The musical countdown to BIFF continues: This week's song is by AWOLNation, an Indie electronic, pop, rock band formed by Aaron Bruno in 2010. The band's first single, "Sail" debuted at #30 on the U.S. Billboard chart and was included on their debut 5-song album. Knights of Shame was cut on their first full-length album, Megalithic Symphony in 2011 - - it may be the longest cut selected for the Countdown, coming in at over twelve minutes.
Knights of Shame (Link to higher quality but edited version with interview segment)
Who is counting down the weeks until the Bicknell International Film Festival? Are you with us or are you doomed (Doomed to miss out that is . . . on one of the most fun, unique and sometimes quirky event in all of Southern Utah)? Festival co-founders Trent Harris and Lory Smith called this "the largest international film festival in southern Utah" and "the smallest international film festival in the world."
Checklist:
Have you got your costume planned or put together?

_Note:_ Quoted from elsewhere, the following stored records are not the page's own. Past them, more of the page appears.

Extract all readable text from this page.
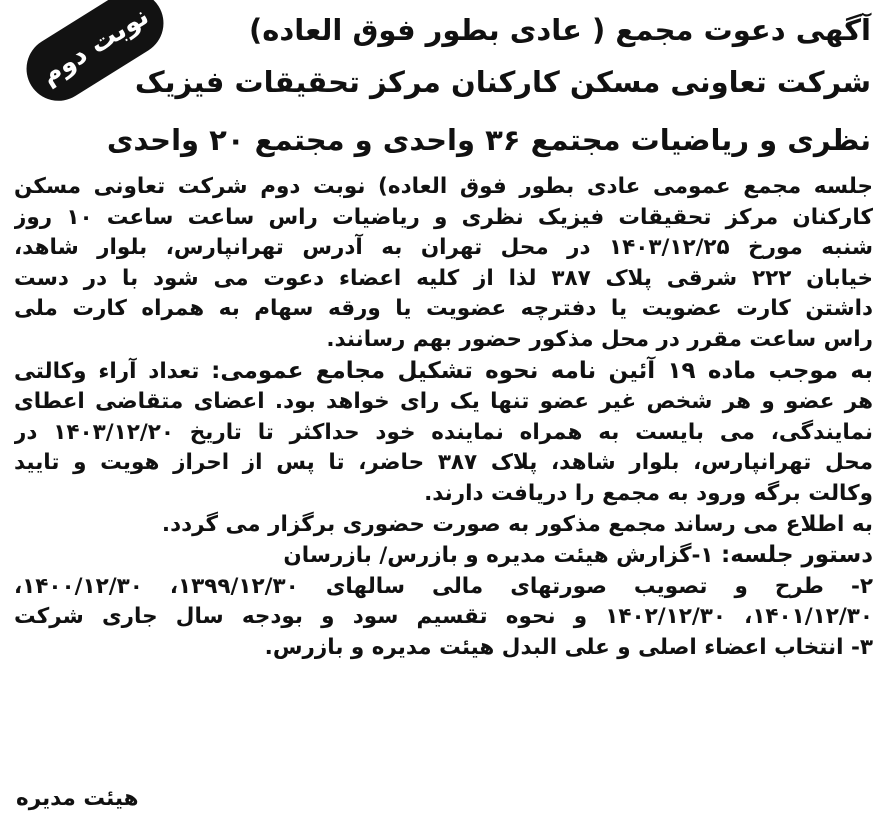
نوبت دوم	آگهی دعوت مجمع ( عادی بطور فوق العاده)
شرکت تعاونی مسکن کارکنان مرکز تحقیقات فیزیک
نظری و ریاضیات مجتمع ۳۶ واحدی و مجتمع ۲۰ واحدی
جلسه مجمع عمومی عادی بطور فوق العاده) نوبت دوم شرکت تعاونی مسکن
کارکنان مرکز تحقیقات فیزیک نظری و ریاضیات راس ساعت ساعت ۱۰ روز
شنبه مورخ ۱۴۰۳/۱۲/۲۵ در محل تهران به آدرس تهرانپارس، بلوار شاهد،
خیابان ۲۲۲ شرقی پلاک ۳۸۷ لذا از کلیه اعضاء دعوت می شود با در دست
داشتن کارت عضویت یا دفترچه عضویت یا ورقه سهام به همراه کارت ملی
راس ساعت مقرر در محل مذکور حضور بهم رسانند.
به موجب ماده ۱۹ آئین نامه نحوه تشکیل مجامع عمومی: تعداد آراء وکالتی
هر عضو و هر شخص غیر عضو تنها یک رای خواهد بود. اعضای متقاضی اعطای
نمایندگی، می بایست به همراه نماینده خود حداکثر تا تاریخ ۱۴۰۳/۱۲/۲۰ در
محل تهرانپارس، بلوار شاهد، پلاک ۳۸۷ حاضر، تا پس از احراز هویت و تایید
وکالت برگه ورود به مجمع را دریافت دارند.
به اطلاع می رساند مجمع مذکور به صورت حضوری برگزار می گردد.
دستور جلسه: ۱-گزارش هیئت مدیره و بازرس/ بازرسان
۲- طرح و تصویب صورتهای مالی سالهای ۱۳۹۹/۱۲/۳۰، ۱۴۰۰/۱۲/۳۰،
۱۴۰۱/۱۲/۳۰، ۱۴۰۲/۱۲/۳۰ و نحوه تقسیم سود و بودجه سال جاری شرکت
۳- انتخاب اعضاء اصلی و علی البدل هیئت مدیره و بازرس.
هیئت مدیره
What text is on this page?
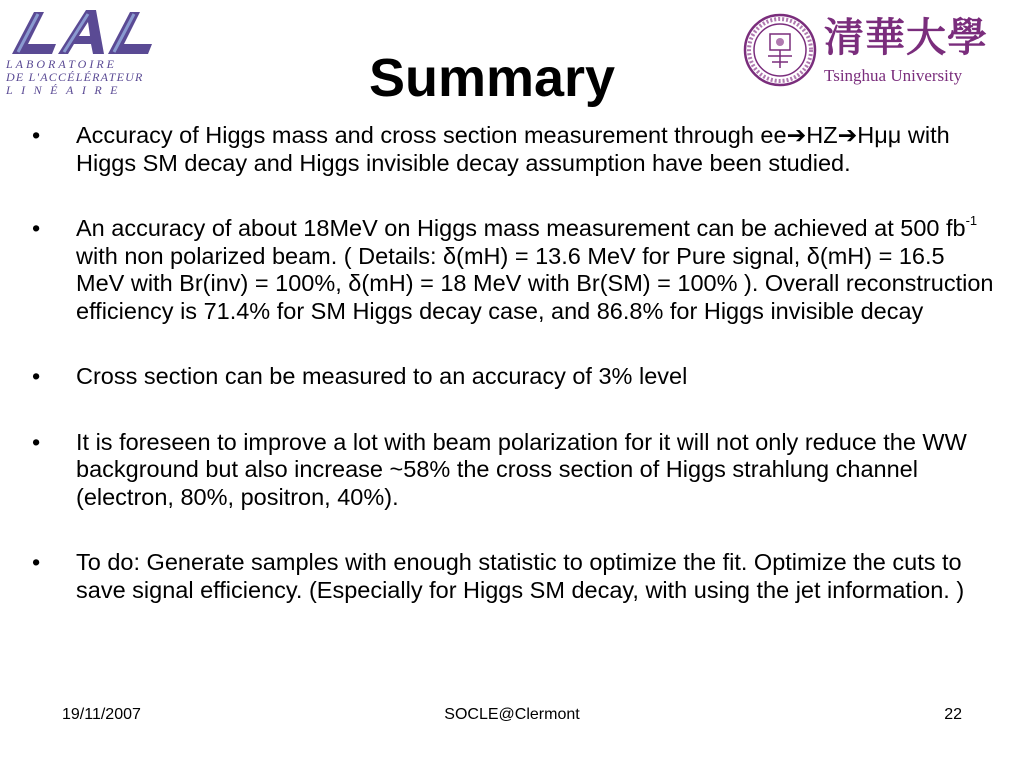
LABORATOIRE
DE L'ACCÉLÉRATEUR
LINÉAIRE
清華大學
Tsinghua University
Summary
• Accuracy of Higgs mass and cross section measurement through ee➔HZ➔Hμμ with Higgs SM decay and Higgs invisible decay assumption have been studied.
• An accuracy of about 18MeV on Higgs mass measurement can be achieved at 500 $fb^{-1}$ with non polarized beam. ( Details: δ(mH) = 13.6 MeV for Pure signal, δ(mH) = 16.5 MeV with Br(inv) = 100%, δ(mH) = 18 MeV with Br(SM) = 100% ). Overall reconstruction efficiency is 71.4% for SM Higgs decay case, and 86.8% for Higgs invisible decay
• Cross section can be measured to an accuracy of 3% level
• It is foreseen to improve a lot with beam polarization for it will not only reduce the WW background but also increase ~58% the cross section of Higgs strahlung channel (electron, 80%, positron, 40%).
• To do: Generate samples with enough statistic to optimize the fit. Optimize the cuts to save signal efficiency. (Especially for Higgs SM decay, with using the jet information. )
19/11/2007	SOCLE@Clermont	22
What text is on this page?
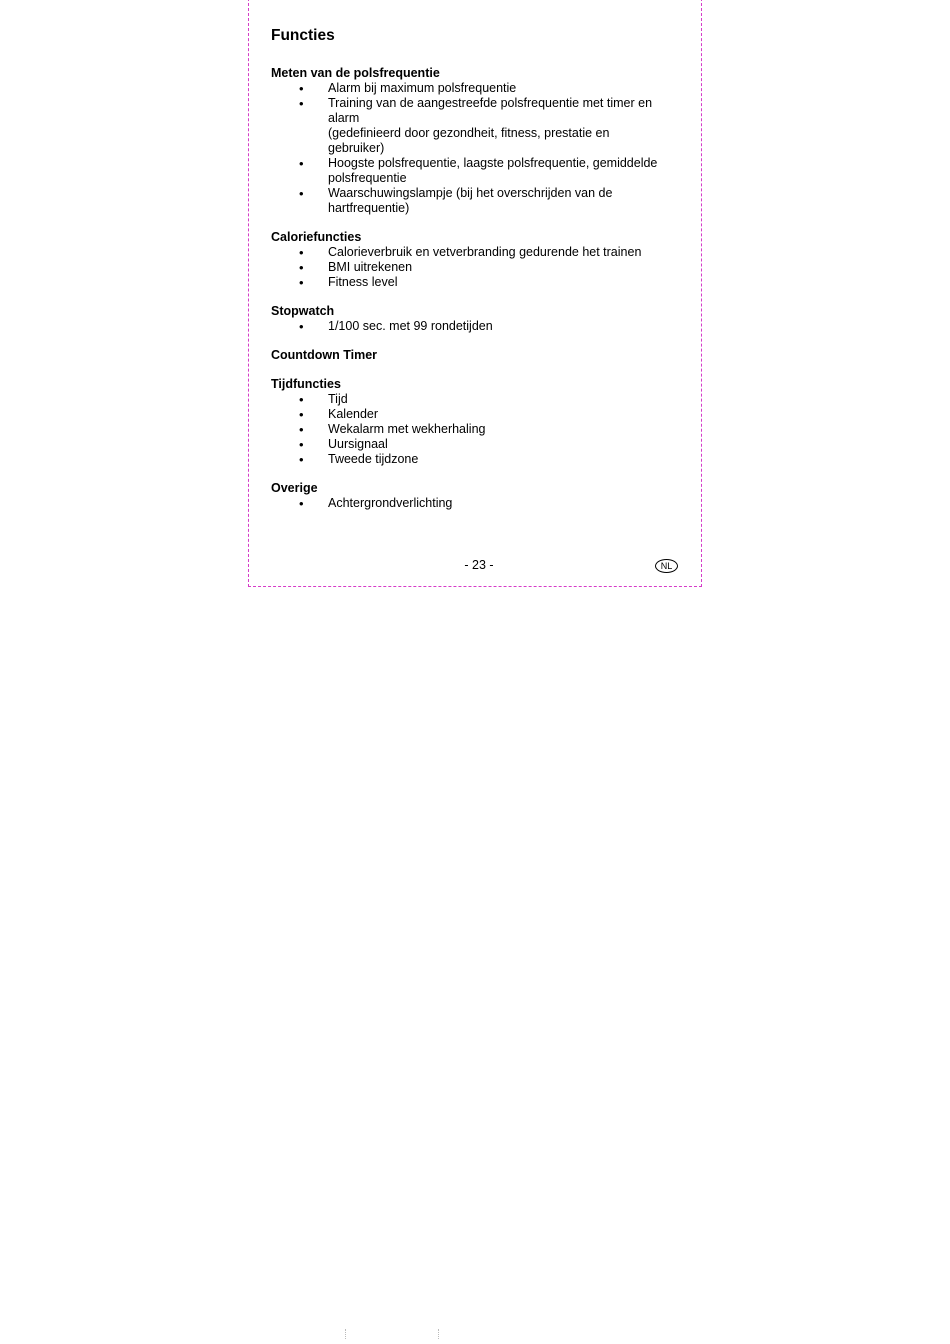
Functies

Meten van de polsfrequentie

• Alarm bij maximum polsfrequentie
• Training van de aangestreefde polsfrequentie met timer en
alarm
(gedefinieerd door gezondheit, fitness, prestatie en
gebruiker)
• Hoogste polsfrequentie, laagste polsfrequentie, gemiddelde
polsfrequentie
• Waarschuwingslampje (bij het overschrijden van de
hartfrequentie)

Caloriefuncties

• Calorieverbruik en vetverbranding gedurende het trainen
• BMI uitrekenen
• Fitness level

Stopwatch

• 1/100 sec. met 99 rondetijden

Countdown Timer

Tijdfuncties

• Tijd
• Kalender
• Wekalarm met wekherhaling
• Uursignaal
• Tweede tijdzone

Overige

• Achtergrondverlichting
- 23 -	NL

Two great bands are lined up for the Friday & Saturday night parties, food, fun, festivities, and more. There will also be a few surprises this year; you don't want to miss out! Now this week's music selection: World Destruction by Time Zone. Time Zone was an electro band headed by Afrika Bambaataa, an American DJ from the South Bronx, NY - - an originator in hip-hop music and culture, instrumental in moving the street gang, the Black Spades, into the music and culture-oriented Universal Zulu Nation. Bambaataa worked with different musicians for each Time Zone project. This song, a collaboration with punk-rocker John Lydon, is Time Zone's most well-known single. It was later used on The Supranos - in the first episode of the fourth season. The song played at the beginning of the episode as Tony gets his newspaper and again during the closing credits.
World Destruction (1984) by Time Zone
Speak about destruction. (x3)
This is a world destruction, your life ain`t nothing.
The human race is becoming a disgrace.
Countries are fighting with chemical warfare.
Not giving a damn about the people who live there.
Nostradamus predicts the coming of the Antichrist.
Hey, look out, the third world nations are on the rise.
The Democratic-Communist Relationship,
won`t stand in the way of the Islamic force.
The CIA is looking for defectors.
The KGB is smarter than you think.
Brainwash mentalities to control the system.
Using TV and movies - religions of course.
Yes, the world is headed for destruction.
Is it a nuclear war?
What are you asking for?
This is a world destruction. Your life ain`t nothing.
The human race is becoming a disgrace.
The rich get richer.
The poor are getting poorer.
Fascist, chauvinistic government fools.
People, Moslems, Christians and Hindus.
Are in a time zone still searching for the truth.
Who are you to think you`re a superior race?
Facing forth your everlasting doom.
We are Time Zone. We`ve come to drop a bomb on you.
World destruction, kaboom, kaboom, kaboom!
This is the world destruction, your life ain`t nothing.
This was a busy week. Tickets for BIFF are now available for purchase online, and the first selected movie for the festival has been announced. Learn about that and more at Are You Ready for Doomsday 2012? And here is this week's installment for the musical countdown to BIFF!
Written mainly by Keith Richards but also credited to Mick Jagger, Gimme Shelter is a churning, mid-tempo rock song about apocalypse. During a climate of social and political unrest - the late sixties amidst the violent Vietnam War, Gimme Shelter first appeared on the Stones' 1969 album, Let It Bleed. Richards strummed the opening on an electric-acoustic guitar modeled after a favorite of Chuck Berry's. In an interview for Rolling Stone magazine, Jagger confirmed "That's a kind of end-of-the-world song, really. It's apocalypse: the whole records like that."